In this study, the number of existing permanent teeth is an indicator of oral health status, which is primarily examined among elderly populations in oral health research. Kressin et al. [37] reported that tooth-brushing, dental floss use, regular prophylaxis, and combinations of oral health-related behaviors can lead to tooth retention. Our data suggest that managing and maintaining oral health is important throughout life, and that the number of teeth may affect CKD at old age.
That said, there are some limitations to this study. First, since there were no previous studies of the same nature, we could not make a detailed comparison of our findings, and thus additional evidence are needed to clarify the association. Recent studies have reported the impact of tooth loss on dietary intake in individuals with CKD [38], in which nutritional interventions may contribute to the alleviation of CKD occurrence [39]. Thus, further studies should consider the nutritional status of participants as a potential confounding variable. Moreover, because our study was limited to elderly populations, our results cannot be generalized to all age groups. According to previous studies, edentulous participants may have a higher risk for CKD [14,15], as such, it may be necessary to consider edentates separately. Lastly, this cross-sectional study does not have the ability to identify causal relationships; further well-designed longitudinal studies are needed to determine the biological mechanisms for the presented association.

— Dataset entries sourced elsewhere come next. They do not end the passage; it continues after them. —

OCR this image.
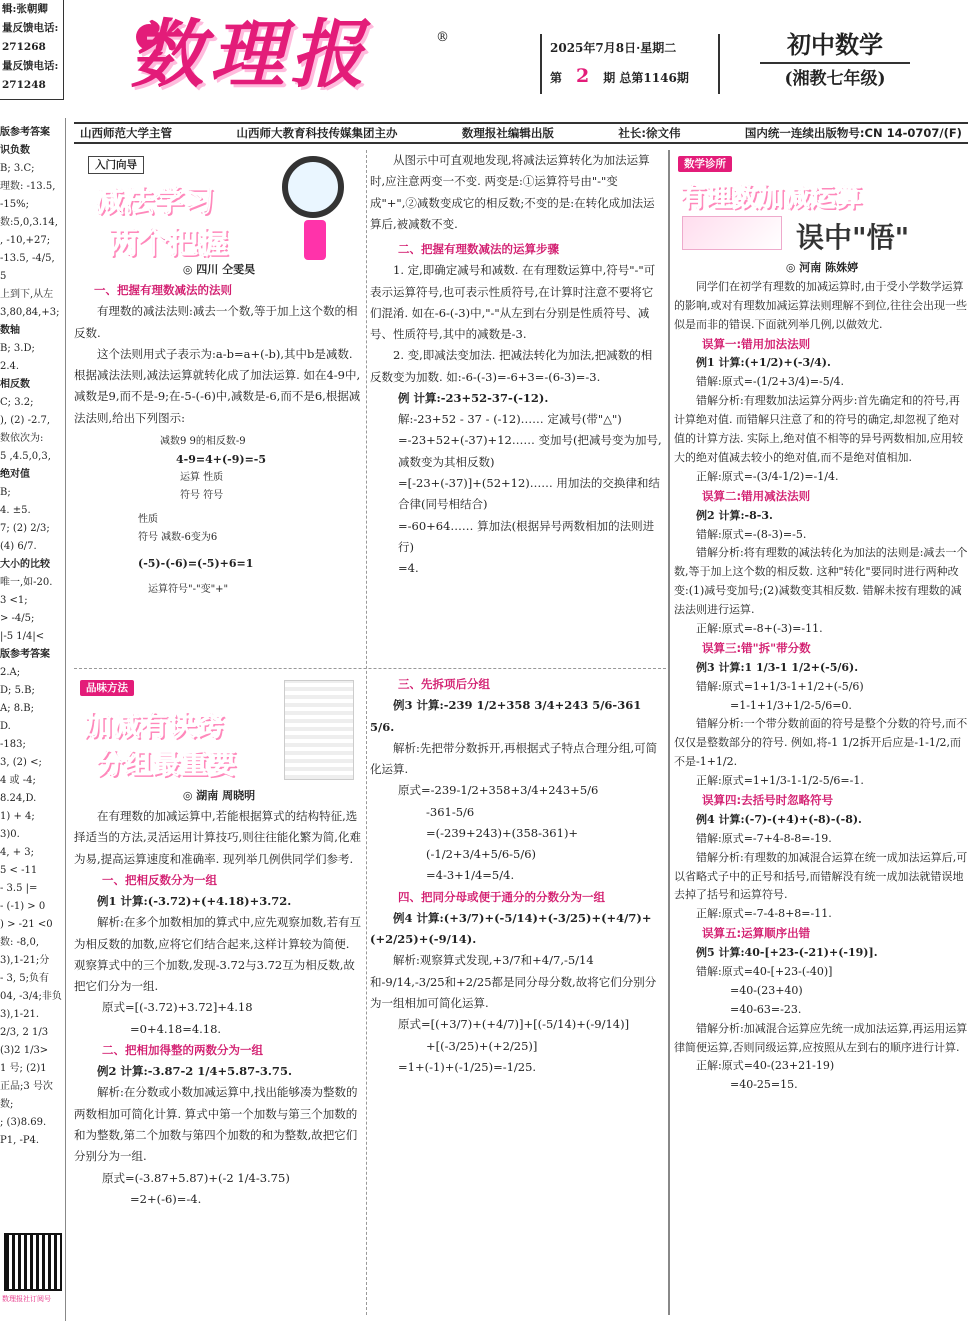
辑:张朝卿
量反馈电话:
271268
量反馈电话:
271248 数理报	®
2025年7月8日·星期二
第 2 期 总第1146期
初中数学
(湘教七年级)
山西师范大学主管	山西师大教育科技传媒集团主办	数理报社编辑出版	社长:徐文伟	国内统一连续出版物号:CN 14-0707/(F)
版参考答案
识负数
B; 3.C;
理数: -13.5,
-15%;
数:5,0,3.14,
, -10,+27;
-13.5, -4/5,
5
上到下,从左
3,80,84,+3;
数轴
B; 3.D;
2.4.
相反数
C; 3.2;
), (2) -2.7,
数依次为:
5 ,4.5,0,3,
绝对值
B;
4. ±5.
7; (2) 2/3;
(4) 6/7.
大小的比较
唯一,如-20.
3 <1;
> -4/5;
|-5 1/4|<
版参考答案
2.A;
D; 5.B;
A; 8.B;
D.
-183;
3, (2) <;
4 或 -4;
8.24,D.
1) + 4;
3)0.
4, + 3;
5 < -11
- 3.5 |=
- (-1) > 0
) > -21 <0
数: -8,0,
3),1-21;分
- 3, 5;负有
04, -3/4;非负
3),1-21.
2/3, 2 1/3
(3)2 1/3>
1 号; (2)1
正品;3 号次
数;
; (3)8.69.
P1, -P4.
数理报社订阅号
入门向导
减法学习
两个把握
◎ 四川 仝雯昊
一、把握有理数减法的法则

有理数的减法法则:减去一个数,等于加上这个数的相反数.

这个法则用式子表示为:a-b=a+(-b),其中b是减数. 根据减法法则,减法运算就转化成了加法运算. 如在4-9中,减数是9,而不是-9;在-5-(-6)中,减数是-6,而不是6,根据减法法则,给出下列图示:

减数9 9的相反数-9
4-9=4+(-9)=-5
运算 性质
符号 符号
性质
符号 减数-6变为6
(-5)-(-6)=(-5)+6=1
运算符号"-"变"+"

从图示中可直观地发现,将减法运算转化为加法运算时,应注意两变一不变. 两变是:①运算符号由"-"变成"+",②减数变成它的相反数;不变的是:在转化成加法运算后,被减数不变.

二、把握有理数减法的运算步骤

1. 定,即确定减号和减数. 在有理数运算中,符号"-"可表示运算符号,也可表示性质符号,在计算时注意不要将它们混淆. 如在-6-(-3)中,"-"从左到右分别是性质符号、减号、性质符号,其中的减数是-3.

2. 变,即减法变加法. 把减法转化为加法,把减数的相反数变为加数. 如:-6-(-3)=-6+3=-(6-3)=-3.

例 计算:-23+52-37-(-12).
解:-23+52 - 37 - (-12)…… 定减号(带"△")
=-23+52+(-37)+12…… 变加号(把减号变为加号,减数变为其相反数)
=[-23+(-37)]+(52+12)…… 用加法的交换律和结合律(同号相结合)
=-60+64…… 算加法(根据异号两数相加的法则进行)
=4.
品味方法
加减有诀窍
分组最重要
◎ 湖南 周晓明

在有理数的加减运算中,若能根据算式的结构特征,选择适当的方法,灵活运用计算技巧,则往往能化繁为简,化难为易,提高运算速度和准确率. 现列举几例供同学们参考.

一、把相反数分为一组
例1 计算:(-3.72)+(+4.18)+3.72.

解析:在多个加数相加的算式中,应先观察加数,若有互为相反数的加数,应将它们结合起来,这样计算较为简便. 观察算式中的三个加数,发现-3.72与3.72互为相反数,故把它们分为一组.

原式=[(-3.72)+3.72]+4.18
=0+4.18=4.18.
二、把相加得整的两数分为一组
例2 计算:-3.87-2 1/4+5.87-3.75.

解析:在分数或小数加减运算中,找出能够凑为整数的两数相加可简化计算. 算式中第一个加数与第三个加数的和为整数,第二个加数与第四个加数的和为整数,故把它们分别分为一组.

原式=(-3.87+5.87)+(-2 1/4-3.75)
=2+(-6)=-4.
三、先拆项后分组
例3 计算:-239 1/2+358 3/4+243 5/6-361 5/6.

解析:先把带分数拆开,再根据式子特点合理分组,可简化运算.

原式=-239-1/2+358+3/4+243+5/6
-361-5/6
=(-239+243)+(358-361)+
(-1/2+3/4+5/6-5/6)
=4-3+1/4=5/4.
四、把同分母或便于通分的分数分为一组
例4 计算:(+3/7)+(-5/14)+(-3/25)+(+4/7)+(+2/25)+(-9/14).

解析:观察算式发现,+3/7和+4/7,-5/14和-9/14,-3/25和+2/25都是同分母分数,故将它们分别分为一组相加可简化运算.

原式=[(+3/7)+(+4/7)]+[(-5/14)+(-9/14)]
+[(-3/25)+(+2/25)]
=1+(-1)+(-1/25)=-1/25.
数学诊所
有理数加减运算
误中"悟"
◎ 河南 陈姝婷

同学们在初学有理数的加减运算时,由于受小学数学运算的影响,或对有理数加减运算法则理解不到位,往往会出现一些似是而非的错误.下面就列举几例,以做效尤.

误算一:错用加法法则
例1 计算:(+1/2)+(-3/4).
错解:原式=-(1/2+3/4)=-5/4.

错解分析:有理数加法运算分两步:首先确定和的符号,再计算绝对值. 而错解只注意了和的符号的确定,却忽视了绝对值的计算方法. 实际上,绝对值不相等的异号两数相加,应用较大的绝对值减去较小的绝对值,而不是绝对值相加.

正解:原式=-(3/4-1/2)=-1/4.
误算二:错用减法法则
例2 计算:-8-3.
错解:原式=-(8-3)=-5.

错解分析:将有理数的减法转化为加法的法则是:减去一个数,等于加上这个数的相反数. 这种"转化"要同时进行两种改变:(1)减号变加号;(2)减数变其相反数. 错解未按有理数的减法法则进行运算.

正解:原式=-8+(-3)=-11.
误算三:错"拆"带分数
例3 计算:1 1/3-1 1/2+(-5/6).
错解:原式=1+1/3-1+1/2+(-5/6)
=1-1+1/3+1/2-5/6=0.

错解分析:一个带分数前面的符号是整个分数的符号,而不仅仅是整数部分的符号. 例如,将-1 1/2拆开后应是-1-1/2,而不是-1+1/2.

正解:原式=1+1/3-1-1/2-5/6=-1.
误算四:去括号时忽略符号
例4 计算:(-7)-(+4)+(-8)-(-8).
错解:原式=-7+4-8-8=-19.

错解分析:有理数的加减混合运算在统一成加法运算后,可以省略式子中的正号和括号,而错解没有统一成加法就错误地去掉了括号和运算符号.

正解:原式=-7-4-8+8=-11.
误算五:运算顺序出错
例5 计算:40-[+23-(-21)+(-19)].
错解:原式=40-[+23-(-40)]
=40-(23+40)
=40-63=-23.

错解分析:加减混合运算应先统一成加法运算,再运用运算律简便运算,否则同级运算,应按照从左到右的顺序进行计算.

正解:原式=40-(23+21-19)
=40-25=15.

Notwithstanding, our study has major strengths. First, we evaluated the definition and classification system for CKD and applied them through GFR and albuminuria categories as proposed by KDIGO 2012. An updated KDIGO guideline provides relatively easy and accurate methods for early detection of CKD, compared to the CKD-EPI (chronic kidney disease-epidemiology collaboration) equation and MDRD study equation [40]. Second, the number of teeth and oral health status in the entire oral cavity were objectively examined by dentists. Third, general health examination and laboratory analyses were documented by professional examiners. Fourth, the results were acquired from elder participants who represent the Korean population from the KNHANES data. These results provide the first evidence linking the number of existing permanent teeth and CKD among older adults. Thus, medical and dental professionals should be concerned with the association between the number of teeth, as an endpoint of oral health, and CKD.
KEY MESSAGE
1. The number of existing permanent teeth is associated with chronic kidney disease in Korean elderly population.
2. The lower number of existing permanent teeth was high in those with chronic kidney disease. The link was highlighted in females aged 75 years over.
3. Medical and dental professionals should be concerned with the link between the number of teeth and chronic kidney disease at old age.
Notes
No potential conflict of interest relevant to this article was reported.